First price-capped apartments in Manacor: A start with caveats
Ten apartments converted from commercial premises in Manacor — a tangible gain for locals, but hardly more than a drop in the ocean. Why the project matters and which questions remain open.
Manacor has its first price-capped apartments — and still the question remains: Is it enough?
In the morning a few neighbors stood in front of the building with steaming cups of coffee, the sun was still slanting, and from the market you could hear the distant clatter of crates. The Balearic government has completed a small pilot project in Manacor: ten apartments converted from vacant commercial premises, with fixed prices between €119,000 and €164,000. They have already been allocated to residents — for those affected a difference you notice at the dinner table. For the city as a whole, the effect remains modest.
How were the apartments created and what's behind them?

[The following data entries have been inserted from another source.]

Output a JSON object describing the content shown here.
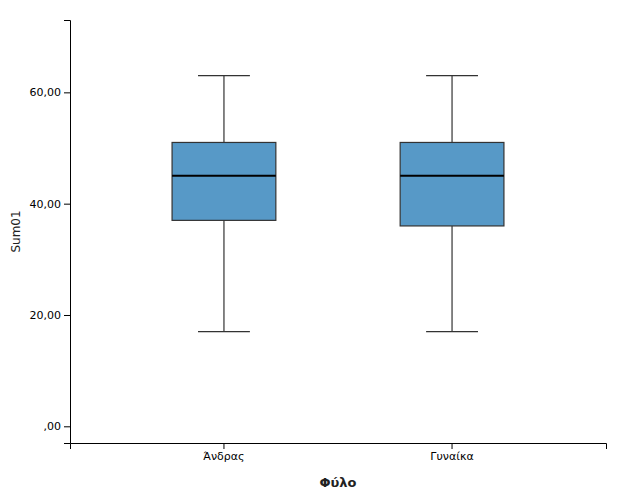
{
  "chart_data": {
    "type": "box",
    "categories": [
      "Άνδρας",
      "Γυναίκα"
    ],
    "boxes": [
      {
        "whislo": 17,
        "q1": 37,
        "med": 45,
        "q3": 51,
        "whishi": 63
      },
      {
        "whislo": 17,
        "q1": 36,
        "med": 45,
        "q3": 51,
        "whishi": 63
      }
    ],
    "xlabel": "Φύλο",
    "ylabel": "Sum01",
    "ylim": [
      -3,
      73
    ],
    "yticks": [
      {
        "value": 0,
        "label": ",00"
      },
      {
        "value": 20,
        "label": "20,00"
      },
      {
        "value": 40,
        "label": "40,00"
      },
      {
        "value": 60,
        "label": "60,00"
      }
    ],
    "grid": false
  }
}
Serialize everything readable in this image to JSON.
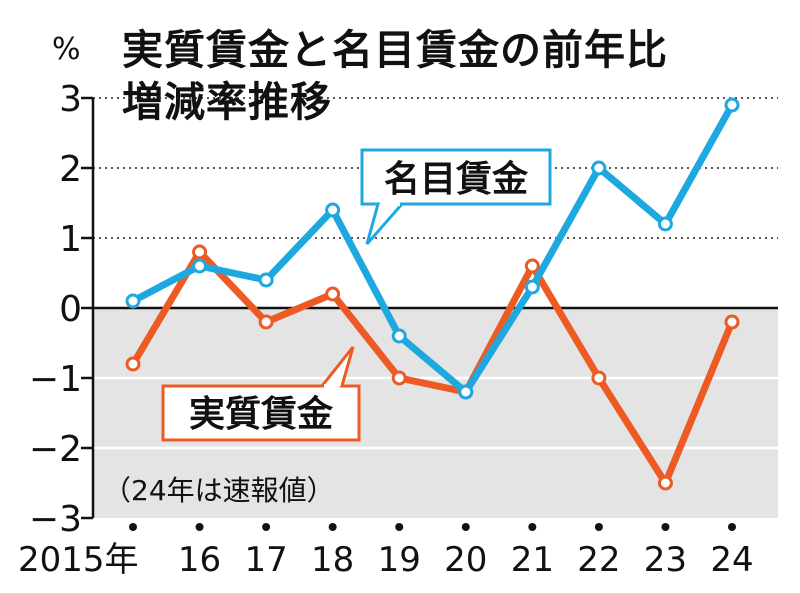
{
  "title_line1": "実質賃金と名目賃金の前年比",
  "title_line2": "増減率推移",
  "unit": "%",
  "note": "（24年は速報値）",
  "colors": {
    "nominal": "#1ea8e0",
    "real": "#ee5a24",
    "negative_band": "#e4e4e4"
  },
  "chart_data": {
    "type": "line",
    "title": "実質賃金と名目賃金の前年比増減率推移",
    "ylabel": "%",
    "ylim": [
      -3,
      3
    ],
    "yticks": [
      "3",
      "2",
      "1",
      "0",
      "−1",
      "−2",
      "−3"
    ],
    "yticks_values": [
      3,
      2,
      1,
      0,
      -1,
      -2,
      -3
    ],
    "x": [
      "2015年",
      "16",
      "17",
      "18",
      "19",
      "20",
      "21",
      "22",
      "23",
      "24"
    ],
    "grid": "dotted at 1 and 2; shaded below 0",
    "series": [
      {
        "name": "名目賃金",
        "color": "#1ea8e0",
        "values": [
          0.1,
          0.6,
          0.4,
          1.4,
          -0.4,
          -1.2,
          0.3,
          2.0,
          1.2,
          2.9
        ]
      },
      {
        "name": "実質賃金",
        "color": "#ee5a24",
        "values": [
          -0.8,
          0.8,
          -0.2,
          0.2,
          -1.0,
          -1.2,
          0.6,
          -1.0,
          -2.5,
          -0.2
        ]
      }
    ]
  }
}
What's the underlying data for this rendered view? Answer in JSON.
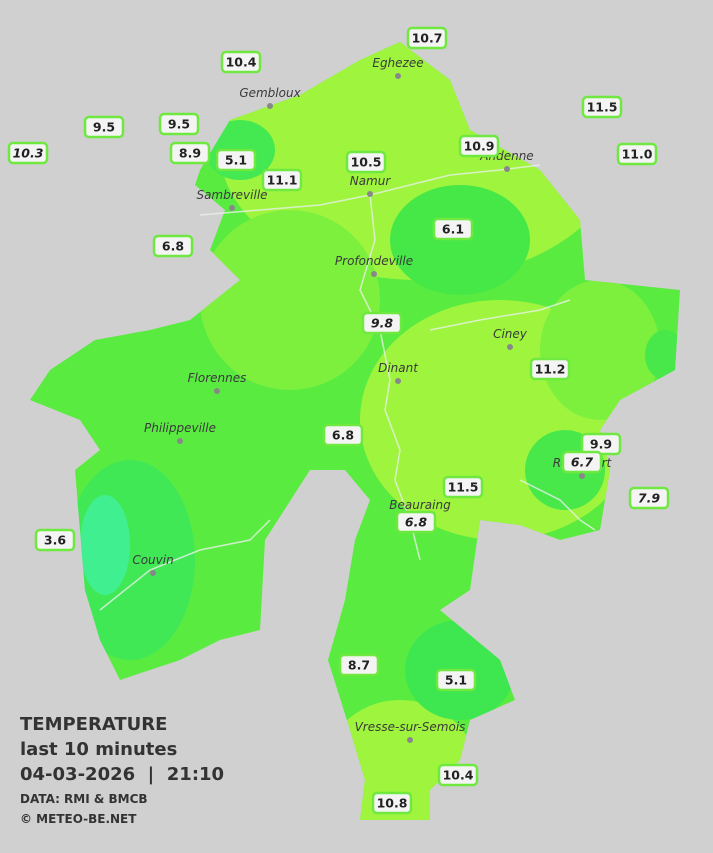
{
  "legend": {
    "title": "TEMPERATURE",
    "period": "last 10 minutes",
    "datetime": "04-03-2026  |  21:10",
    "source": "DATA: RMI & BMCB",
    "copyright": "© METEO-BE.NET"
  },
  "towns": [
    "Eghezee",
    "Gembloux",
    "Andenne",
    "Namur",
    "Sambreville",
    "Profondeville",
    "Ciney",
    "Dinant",
    "Florennes",
    "Philippeville",
    "Rochefort",
    "Beauraing",
    "Couvin",
    "Vresse-sur-Semois"
  ],
  "stations": [
    {
      "value": 10.7
    },
    {
      "value": 10.4
    },
    {
      "value": 11.5
    },
    {
      "value": 9.5
    },
    {
      "value": 9.5
    },
    {
      "value": 10.3,
      "italic": true
    },
    {
      "value": 8.9
    },
    {
      "value": 5.1
    },
    {
      "value": 10.9
    },
    {
      "value": 10.5
    },
    {
      "value": 11.0,
      "label": "11.0"
    },
    {
      "value": 11.1
    },
    {
      "value": 6.1
    },
    {
      "value": 6.8
    },
    {
      "value": 9.8,
      "italic": true
    },
    {
      "value": 11.2
    },
    {
      "value": 6.8
    },
    {
      "value": 9.9
    },
    {
      "value": 6.7,
      "italic": true
    },
    {
      "value": 11.5
    },
    {
      "value": 7.9,
      "italic": true
    },
    {
      "value": 6.8,
      "italic": true
    },
    {
      "value": 3.6
    },
    {
      "value": 8.7
    },
    {
      "value": 5.1
    },
    {
      "value": 10.4
    },
    {
      "value": 10.8
    }
  ]
}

The idea is pragmatic: reactivate unused commercial spaces in central locations, with new electrical installations, compact kitchenettes and without lavish finishes. Technically this makes sense and is cost-efficient; at the same time, this approach can create housing more quickly than new construction on the city outskirts. According to the Balearic government's official website, around 5,000 additional price-capped units are planned across the Balearic Islands. That sounds good on paper — but the central question remains: Are conversions like these truly scalable and sustainable?
Who does the model protect — and who not?
Allocation is aimed at island residents, with priority given to people with longer residency status and those who work here or are rooted in the community. That creates legitimacy: the neighbor's son, who has worked his whole life in Manacor, gets a real chance of owning property. But critics rightly point out: ten apartments are a drop in the ocean; similar debates occurred when Palma builds 82 apartments — a drop in the bucket, many questions. Prices are capped, yet for many households — single parents or low earners, for example — they remain hard to reach. In addition, information is often lacking about how exactly the priorities were weighted in the allocation process.
Short-sighted solutions or building blocks of a strategy?
Conversion is not a cure-all. Vacancies in the old town often have structural causes: shifting customer flows, high operating costs, owners with differing interests. When shop units are turned into apartments, one must also consider how this affects local services and the vibrancy of the streets. An empty shoe shop behind a façade, replaced by a row-house entrance, can make the display-window street quieter. Good urban planning should therefore think of conversion, preservation of commercial activity and social mixing together, as discussed in projects such as Palma: Construction starts in Son Guells – 64 apartments, but is that enough?.
What is often missing from the public debate
Public debate usually focuses on numbers and prices. But hardly anyone asks: How long will the new owners stay? Are there resale restrictions, re-rental clauses or conditions to prevent the apartments from being sold at market price a year later? How are maintenance and energy efficiency guaranteed? And finally: How are the allocation criteria made transparent so that suspicions of nepotism or opaque selection procedures do not arise in the first place?
Concrete opportunities and proposed solutions
A project like this can become more than a PR success if a few levers are pulled: clear and publicly accessible allocation criteria; requirements for minimum periods of residence or resale restrictions; a fund for energy-related renovations in conversions, in line with the EU Renovation Wave; tax incentives for owners who rent out vacant spaces at affordable rates over the long term; and a monitoring system that measures effects after one, three and five years. There should also be combined concepts: ground-floor small businesses with affordable housing units above, to keep streets lively.
Why the step still matters
Such measures are not spectacular. They are bureaucracy between building permits and tradesmen's invoices — but precisely those are the adjustment points where housing is created. Late in the afternoon, when the sun was lower and moving vans arrived, one could see boxes, laughing groups and older women still puzzling over the elevator. For the people who can now plan a home, this means everyday security. For the island, however, it remains a beginning, not a cure-all.
What matters now: transparency in allocation, binding sustainability and usage conditions, and a municipal strategy that combines conversion, preservation of commercial activity and social mixing. Otherwise, local coffee chatter will leave only the feeling: good, but not enough.